What does it mean for the petrodollar?
“Two years ago, in hushed tones at first, then ever louder, the financial world began discussing that which shall never be discussed in polite company — the end of the system that according to many has framed and facilitated the US Dollar’s reserve currency status: the Petrodollar…,” Tyler Durden of Zero Hedge, a news site for global finance, noted back in 2014.
It seems that the prognosis is about to come true.
In January 2016 Zero Hedge reported that the petrodollar’s demise is obvious, bolstered by falling crude prices.
Citing Goldman Sachs, the global investment banking firm, the media outlet noted that “a new oil price ‘equilibrium’ (i.e. a sustained downturn) could result in a net petrodollar drain of $24 billion per month on the way to nearly $900 billion in total by 2018.”
The end of the petrodollar recycling chain would affect the world’s affairs tremendously, it added.
Simultaneously, China is pushing ahead with its Silk Road Fund and Asian Infrastructure Investment Bank (AIIB).

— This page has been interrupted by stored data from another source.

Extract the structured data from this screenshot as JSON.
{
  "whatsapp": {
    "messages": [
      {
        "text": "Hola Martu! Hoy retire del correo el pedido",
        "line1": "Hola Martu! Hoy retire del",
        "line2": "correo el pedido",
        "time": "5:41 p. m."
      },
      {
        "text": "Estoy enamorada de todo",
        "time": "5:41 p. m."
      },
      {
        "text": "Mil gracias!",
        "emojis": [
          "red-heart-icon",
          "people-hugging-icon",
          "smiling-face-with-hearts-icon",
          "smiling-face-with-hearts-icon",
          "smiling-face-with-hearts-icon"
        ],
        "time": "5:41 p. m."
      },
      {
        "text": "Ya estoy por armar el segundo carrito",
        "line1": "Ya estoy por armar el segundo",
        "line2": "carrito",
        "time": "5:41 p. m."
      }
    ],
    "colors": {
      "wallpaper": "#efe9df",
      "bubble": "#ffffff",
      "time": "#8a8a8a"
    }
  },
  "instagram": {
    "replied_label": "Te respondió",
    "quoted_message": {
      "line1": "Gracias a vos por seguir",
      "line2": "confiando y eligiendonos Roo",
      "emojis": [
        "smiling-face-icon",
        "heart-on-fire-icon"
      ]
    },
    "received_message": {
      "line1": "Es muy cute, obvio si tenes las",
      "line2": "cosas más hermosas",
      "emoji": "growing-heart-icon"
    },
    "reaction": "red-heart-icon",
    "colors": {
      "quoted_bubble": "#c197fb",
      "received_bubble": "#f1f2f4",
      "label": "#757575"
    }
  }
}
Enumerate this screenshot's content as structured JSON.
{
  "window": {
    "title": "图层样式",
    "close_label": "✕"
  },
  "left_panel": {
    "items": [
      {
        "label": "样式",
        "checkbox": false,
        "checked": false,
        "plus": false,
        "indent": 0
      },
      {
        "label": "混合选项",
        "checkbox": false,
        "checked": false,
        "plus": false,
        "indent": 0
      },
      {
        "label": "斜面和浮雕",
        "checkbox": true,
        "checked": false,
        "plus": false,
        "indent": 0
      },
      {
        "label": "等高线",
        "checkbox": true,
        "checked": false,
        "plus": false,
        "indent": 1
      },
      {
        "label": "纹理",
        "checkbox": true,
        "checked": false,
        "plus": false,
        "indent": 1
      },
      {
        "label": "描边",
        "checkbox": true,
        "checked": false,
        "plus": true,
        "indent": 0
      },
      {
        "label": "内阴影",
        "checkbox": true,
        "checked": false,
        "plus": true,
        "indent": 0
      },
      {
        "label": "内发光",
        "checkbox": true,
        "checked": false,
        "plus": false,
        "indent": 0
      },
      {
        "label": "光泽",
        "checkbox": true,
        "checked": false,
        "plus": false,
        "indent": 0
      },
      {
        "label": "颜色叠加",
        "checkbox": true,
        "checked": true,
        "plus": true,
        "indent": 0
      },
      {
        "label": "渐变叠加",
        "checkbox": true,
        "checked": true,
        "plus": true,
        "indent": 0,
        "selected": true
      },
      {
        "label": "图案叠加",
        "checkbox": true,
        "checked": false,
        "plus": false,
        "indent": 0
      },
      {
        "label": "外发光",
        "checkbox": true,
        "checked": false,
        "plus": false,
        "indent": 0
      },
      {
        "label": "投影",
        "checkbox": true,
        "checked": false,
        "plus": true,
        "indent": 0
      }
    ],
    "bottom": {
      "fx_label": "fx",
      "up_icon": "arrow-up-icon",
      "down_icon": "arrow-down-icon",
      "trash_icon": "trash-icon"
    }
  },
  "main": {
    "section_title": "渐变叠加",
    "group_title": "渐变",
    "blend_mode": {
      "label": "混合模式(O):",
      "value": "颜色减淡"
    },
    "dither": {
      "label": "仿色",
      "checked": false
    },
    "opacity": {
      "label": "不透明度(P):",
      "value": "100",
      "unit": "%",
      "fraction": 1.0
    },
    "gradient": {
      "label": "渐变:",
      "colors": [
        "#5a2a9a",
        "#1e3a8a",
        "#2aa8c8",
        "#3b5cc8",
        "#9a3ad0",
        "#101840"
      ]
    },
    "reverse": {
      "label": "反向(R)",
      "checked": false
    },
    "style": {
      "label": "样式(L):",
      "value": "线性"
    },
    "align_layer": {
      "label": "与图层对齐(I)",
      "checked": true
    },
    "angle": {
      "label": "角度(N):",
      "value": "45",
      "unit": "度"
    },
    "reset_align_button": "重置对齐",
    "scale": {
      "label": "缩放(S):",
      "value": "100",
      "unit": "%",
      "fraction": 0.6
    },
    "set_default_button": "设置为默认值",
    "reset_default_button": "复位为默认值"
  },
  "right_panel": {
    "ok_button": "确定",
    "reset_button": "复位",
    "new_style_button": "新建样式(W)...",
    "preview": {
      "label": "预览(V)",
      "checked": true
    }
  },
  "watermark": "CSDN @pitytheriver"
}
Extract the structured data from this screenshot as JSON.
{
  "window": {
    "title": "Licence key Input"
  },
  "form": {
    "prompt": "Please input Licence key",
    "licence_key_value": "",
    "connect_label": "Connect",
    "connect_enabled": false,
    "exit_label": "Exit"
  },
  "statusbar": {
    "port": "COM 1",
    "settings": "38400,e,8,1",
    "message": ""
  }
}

“China will push for the yuan to play a prominent role in the settlement of AIIB transactions and may look to establish special reserves in both the AIIB and Silk Road fund to issue yuan-denominated loans,” the media-outlet emphasized, adding that in November 2015 SWIFT data indicated clearly that 15 new countries had joined a list of nations settling more than ten percent of their trade deals with Beijing in the renminbi.
The oil price slump has contributed to the first net outflow of petrodollars from financial markets with the prospect of a further drain. Meanwhile, experts observe the ascendancy of the renminbi.
Apparently, it is time to say goodbye to the petrodollar-based world order.